PJN Web archive stays up while CMU seeks new funding
The Pittsburgh Jewish Newspaper Project is still in business.
Despite warnings by people connected with the online archive of past and present Pittsburgh Jewish newspapers that work on the site could be suspended by June, Carnegie Mellon University Libraries, which hosts the PJN, is still digitizing content and posting it online.
For now.
“We continue to do that as we fund-raise,” said Gabrielle Michalek, head of archives and digital library initiatives at CMU. “We continue to be optimistic. We’re working on a fund-raising campaign.”
CMU Libraries added a “please help” button to the PJN home page, pjn.library.cmu.edu, which takes visitors to a page with information about contributing to the project. Michalek said it’s too soon to say if that appeal for assistance is working.
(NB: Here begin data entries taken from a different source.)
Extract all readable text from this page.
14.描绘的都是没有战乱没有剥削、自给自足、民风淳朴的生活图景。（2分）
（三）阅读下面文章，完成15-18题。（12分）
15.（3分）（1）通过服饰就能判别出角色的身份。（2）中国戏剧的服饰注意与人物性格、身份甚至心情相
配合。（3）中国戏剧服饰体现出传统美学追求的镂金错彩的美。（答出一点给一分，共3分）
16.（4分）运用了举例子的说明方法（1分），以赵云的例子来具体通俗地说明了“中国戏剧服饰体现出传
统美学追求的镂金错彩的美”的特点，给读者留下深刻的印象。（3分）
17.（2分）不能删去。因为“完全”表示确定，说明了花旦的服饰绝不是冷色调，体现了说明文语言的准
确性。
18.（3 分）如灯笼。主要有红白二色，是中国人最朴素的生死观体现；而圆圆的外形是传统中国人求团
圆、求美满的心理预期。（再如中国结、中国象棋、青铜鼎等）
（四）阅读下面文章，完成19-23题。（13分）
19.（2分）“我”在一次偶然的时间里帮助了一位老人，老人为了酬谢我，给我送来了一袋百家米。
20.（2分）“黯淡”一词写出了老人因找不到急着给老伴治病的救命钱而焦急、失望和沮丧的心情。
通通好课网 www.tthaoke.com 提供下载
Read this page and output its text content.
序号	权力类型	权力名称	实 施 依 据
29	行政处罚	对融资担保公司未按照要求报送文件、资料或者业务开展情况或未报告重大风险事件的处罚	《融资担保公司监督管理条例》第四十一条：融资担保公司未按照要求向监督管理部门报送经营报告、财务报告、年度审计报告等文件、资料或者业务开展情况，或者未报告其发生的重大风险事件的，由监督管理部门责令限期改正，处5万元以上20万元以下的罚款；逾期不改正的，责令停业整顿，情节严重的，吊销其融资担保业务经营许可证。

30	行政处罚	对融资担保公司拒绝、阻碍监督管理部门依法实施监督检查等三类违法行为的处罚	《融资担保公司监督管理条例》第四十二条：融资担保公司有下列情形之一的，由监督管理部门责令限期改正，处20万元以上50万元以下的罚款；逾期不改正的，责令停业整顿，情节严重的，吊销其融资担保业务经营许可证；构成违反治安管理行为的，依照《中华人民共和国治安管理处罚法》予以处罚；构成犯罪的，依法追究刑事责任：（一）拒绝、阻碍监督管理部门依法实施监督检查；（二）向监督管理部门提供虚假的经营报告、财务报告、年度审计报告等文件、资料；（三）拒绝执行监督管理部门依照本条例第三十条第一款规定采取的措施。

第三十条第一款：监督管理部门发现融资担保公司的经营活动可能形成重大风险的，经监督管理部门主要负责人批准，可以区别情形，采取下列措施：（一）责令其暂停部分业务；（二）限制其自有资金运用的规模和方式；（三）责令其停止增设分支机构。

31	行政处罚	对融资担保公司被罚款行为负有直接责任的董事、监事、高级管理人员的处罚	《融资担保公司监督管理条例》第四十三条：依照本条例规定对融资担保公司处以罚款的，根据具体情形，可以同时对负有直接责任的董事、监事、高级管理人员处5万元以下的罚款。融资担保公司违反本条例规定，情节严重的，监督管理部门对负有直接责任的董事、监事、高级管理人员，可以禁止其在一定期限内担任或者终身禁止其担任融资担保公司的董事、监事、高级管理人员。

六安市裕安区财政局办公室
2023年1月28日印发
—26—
The library system is also writing a grant, and approaching donors whom Michalek declined to name.
In May, CMU Libraries announced that the PJN project was out of money and work on the online archive could halt as soon as June.
If that were to happen, the site would remain online, but would also remain incomplete. Most of the issues of The Jewish Criterion have been digitized and are searchable at the archive, but The Chronicle, which was a partner in starting the project, is searchable only from 1962 — the year it began publication — through 1980. Only one year of The American Jewish Outlook — 1946 — is searchable.
CMU Libraries estimates it would take $100,000 to complete the project.
In the meantime, Web surfers continue to flock to the database, pushing its popularity beyond initial expectations.
Launched in 2007, the site attracts tens of thousands hits per month, including visitors from outside the Pittsburgh area. All are attracted to the 160,000 digitized pages of Jewish Pittsburgh history.
For now, CMU continues to develop the database at its own expense.
“Our fiscal year ends June 30. I think we’ll give it up when we think we just aren’t going to be successful fundraising, but as long as we have hope, we’ll limp along and hope we can pay the bills that are piling up.”